Hearing is the usual way of acquiring language, which is one of the most important attributes of man. Language allows human beings to communicate with each other and has had a decisive participation in the development of society and its many cultures. Auditory deficit carries personal and social consequences, such as difficulties and/or conflicts when receiving care from the doctor or dentist.
The objective of this article is to describe the determinants of the patient with auditory deficit to take into account at the moment of his dental care and to establish the communication strategies for an effective relation to the patients with deficiencies Auditory in the dental consultation in order to develop a practical guide aimed at the dental professional for the care of patients with hearing impairments.
A bibliographic review was carried out by means of the consultation of databases of the reference systems, such as SciElo and Google using the combinations of keywords: Deafness, auditory deficit, dental management among others. In addition, original printed texts were also available.
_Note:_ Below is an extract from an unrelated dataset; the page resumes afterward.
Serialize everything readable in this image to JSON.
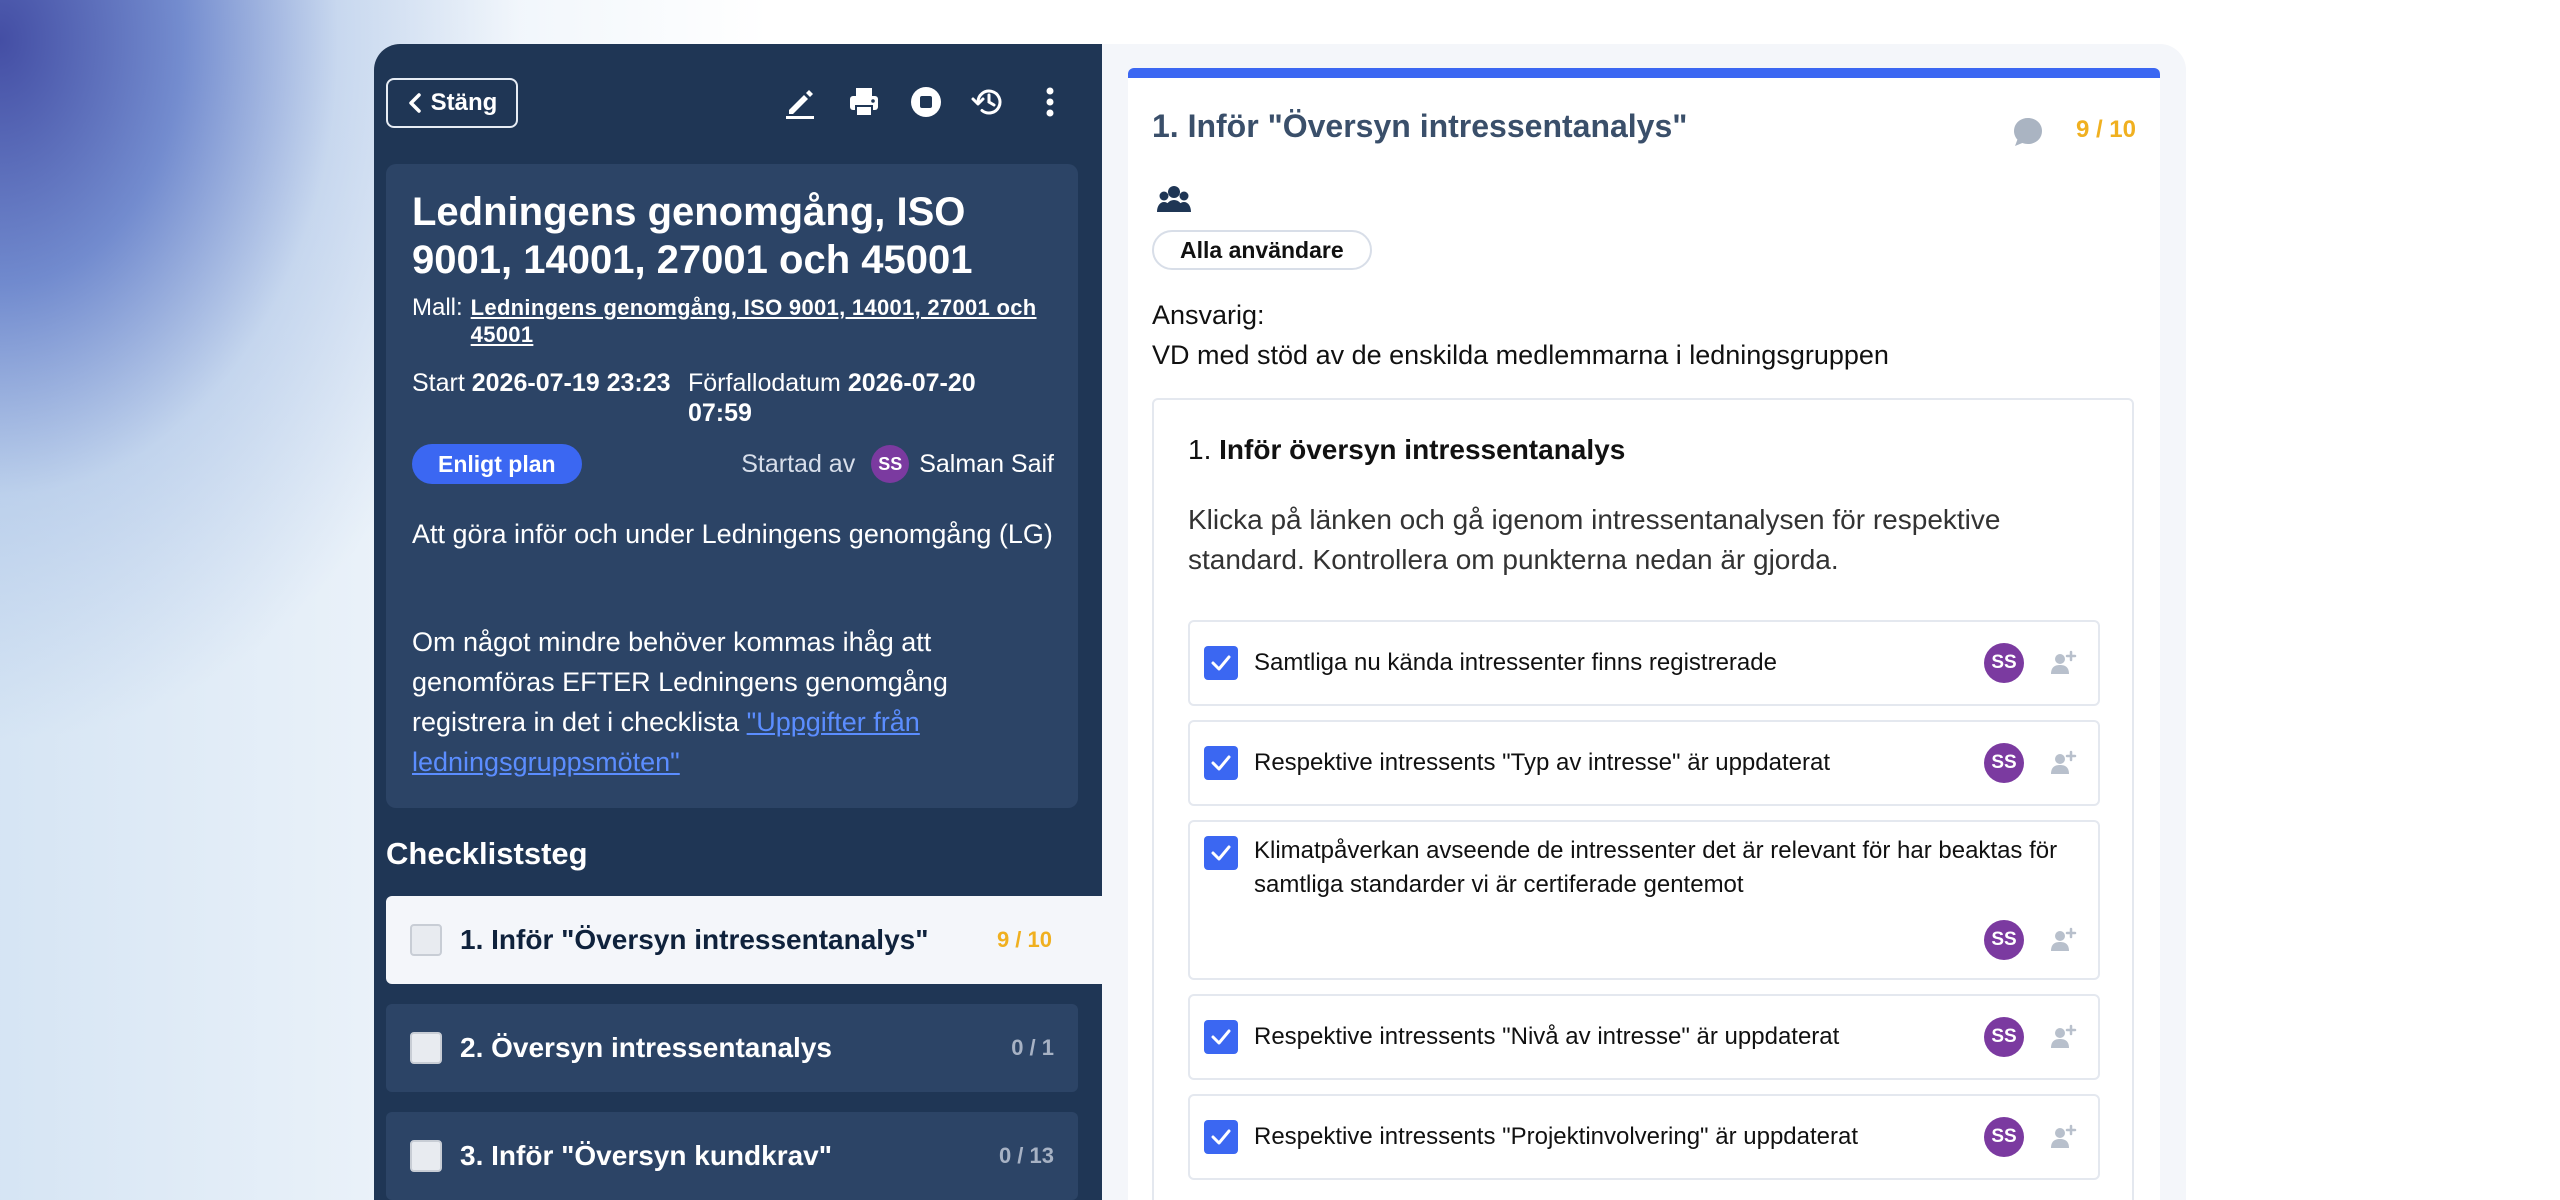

Conventional methods of dental treatment are not modified by treating patients with functional diversity, only use a different management to establish a more effective dentist-patient relationship functional diversities Sensory (deafness and blindness) require the use of strategies to improve communication, using sign language, writing, use of Braille, lip reading and stimulating the sensopercepción of the patient's eyesight, touch and hearing.
A hearing impairment represents, for those who suffer, a barrier in communication with the rest of society, especially when receiving health care. The dentist must know and possess the necessary strategies and tools to cope with this situation and successfully achieve the proposed treatment objectives.
Auditory deficit, Deafness, Dental management, Disability, Oral state, Caries, Communication, Oral manifestations
The law for Persons with disabilities in Venezuela defines functional diversity as any complex condition of the human being constituted by biopsychosocial factors, which evidences a temporary or permanent reduction or suppression of any of its capacities sensory, motors or intellectual that may manifest in absences, anomalies, defects, losses or difficulties to perceive, to move without support, to see or to hear, to communicate with others, or to integrate with the activities of education or work, in the family with the Community, limiting the exercise of rights, social participation and the enjoyment of a good quality of life, or impeding the active participation of people in the activities of family and social life, without necessarily implying disability or Inability to insert socially .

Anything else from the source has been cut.